Kasus yang bersumber dari dana Corporate Social Responsibility (CSR) PT Vale Indonesia Tbk tersebut menjadi sorotan tajam publik. Pasalnya, objek perkara menyangkut fasilitas vital pelayanan kesehatan dasar masyarakat desa yang seharusnya berdampak langsung pada warga.
Hingga Agustus 2026, belum ada pengumuman resmi terkait status tersangka dalam perkara tersebut. Kondisi ini memicu desakan agar Kejari Luwu Timur lebih transparan dalam proses penyidikan.
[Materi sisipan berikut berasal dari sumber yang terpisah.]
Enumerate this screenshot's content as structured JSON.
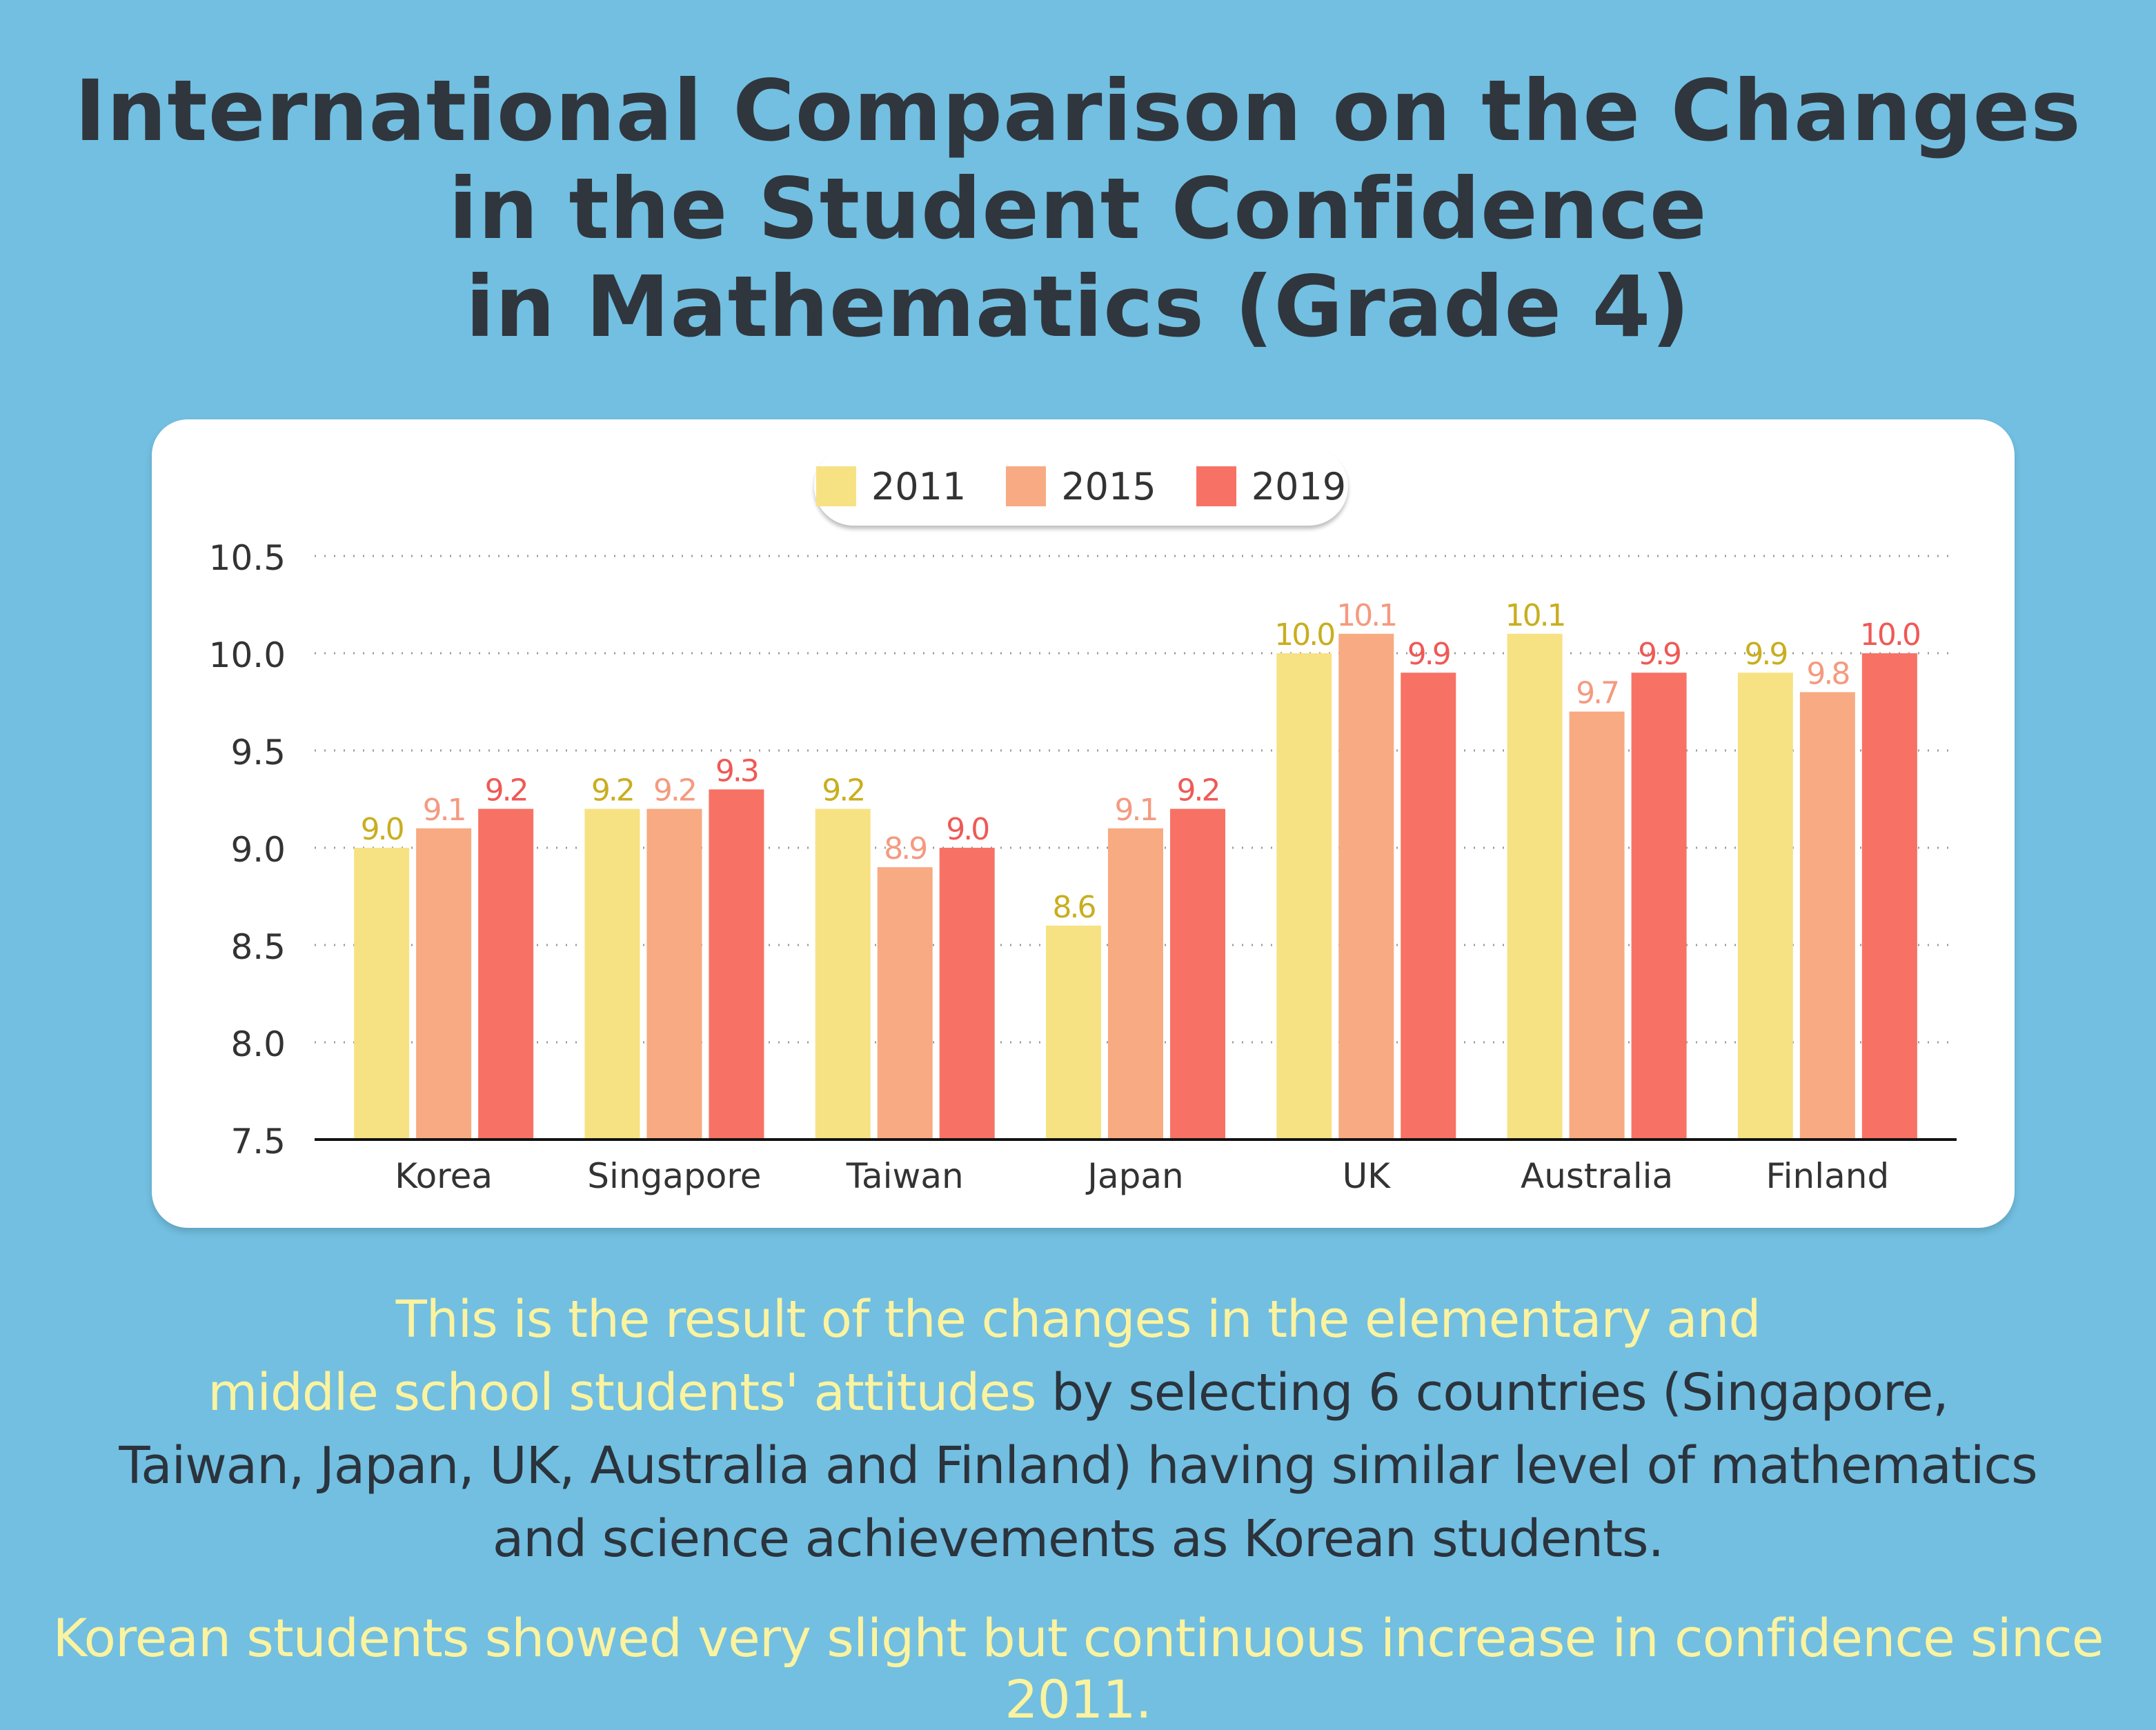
{
  "title": {
    "lines": [
      "International Comparison on the Changes",
      "in the Student Confidence",
      "in Mathematics (Grade 4)"
    ]
  },
  "colors": {
    "background": "#72bfe1",
    "series": [
      "#f7e283",
      "#f8aa82",
      "#f77264"
    ],
    "labels": [
      "#c9ae1f",
      "#f49a80",
      "#ee5a56"
    ]
  },
  "chart_data": {
    "type": "bar",
    "title": "International Comparison on the Changes in the Student Confidence in Mathematics (Grade 4)",
    "categories": [
      "Korea",
      "Singapore",
      "Taiwan",
      "Japan",
      "UK",
      "Australia",
      "Finland"
    ],
    "series": [
      {
        "name": "2011",
        "values": [
          9.0,
          9.2,
          9.2,
          8.6,
          10.0,
          10.1,
          9.9
        ],
        "labels": [
          "9.0",
          "9.2",
          "9.2",
          "8.6",
          "10.0",
          "10.1",
          "9.9"
        ]
      },
      {
        "name": "2015",
        "values": [
          9.1,
          9.2,
          8.9,
          9.1,
          10.1,
          9.7,
          9.8
        ],
        "labels": [
          "9.1",
          "9.2",
          "8.9",
          "9.1",
          "10.1",
          "9.7",
          "9.8"
        ]
      },
      {
        "name": "2019",
        "values": [
          9.2,
          9.3,
          9.0,
          9.2,
          9.9,
          9.9,
          10.0
        ],
        "labels": [
          "9.2",
          "9.3",
          "9.0",
          "9.2",
          "9.9",
          "9.9",
          "10.0"
        ]
      }
    ],
    "ylim": [
      7.5,
      10.5
    ],
    "yticks": [
      "7.5",
      "8.0",
      "8.5",
      "9.0",
      "9.5",
      "10.0",
      "10.5"
    ],
    "grid": true,
    "legend": "top-center",
    "xlabel": "",
    "ylabel": ""
  },
  "description": {
    "highlight_1": "This is the result of the changes in the elementary and",
    "highlight_2": "middle school students' attitudes",
    "text_1": " by selecting 6 countries (Singapore,",
    "text_2": "Taiwan, Japan, UK, Australia and Finland) having similar level of mathematics",
    "text_3": "and science achievements as Korean students."
  },
  "conclusion": "Korean students showed very slight but continuous increase in confidence since 2011."
}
Pemerhati Hukum dan HAM, Rahmat Almohoru, S.Sos., S.H., M.H., menegaskan keterbukaan informasi adalah bentuk nyata akuntabilitas penegakan hukum. Menurutnya, publik berhak mengetahui progres pemeriksaan saksi dan pengumpulan alat bukti.
“Apabila penyidik telah mengantongi alat bukti yang cukup sesuai ketentuan hukum acara, maka sudah saatnya Kejari Luwu Timur memberikan kepastian kepada publik, termasuk mengumumkan penetapan tersangka. Sebaliknya, jika proses penyidikan masih berlangsung, sampaikan secara terbuka apa kendalanya agar tidak menimbulkan berbagai spekulasi liar,” tegas Rahmat, Jumat (8/8/2026).
Ia menilai transparansi penting untuk menjaga kepercayaan publik, mengingat nilai anggaran yang tidak kecil dan bersumber dari dana yang seharusnya untuk kepentingan masyarakat.
Sementara itu, hingga berita ini diterbitkan, pihak Kejari Luwu Timur belum memberikan keterangan resmi mengenai perkembangan penyidikan maupun penetapan tersangka dalam kasus pengadaan ambulans tersebut.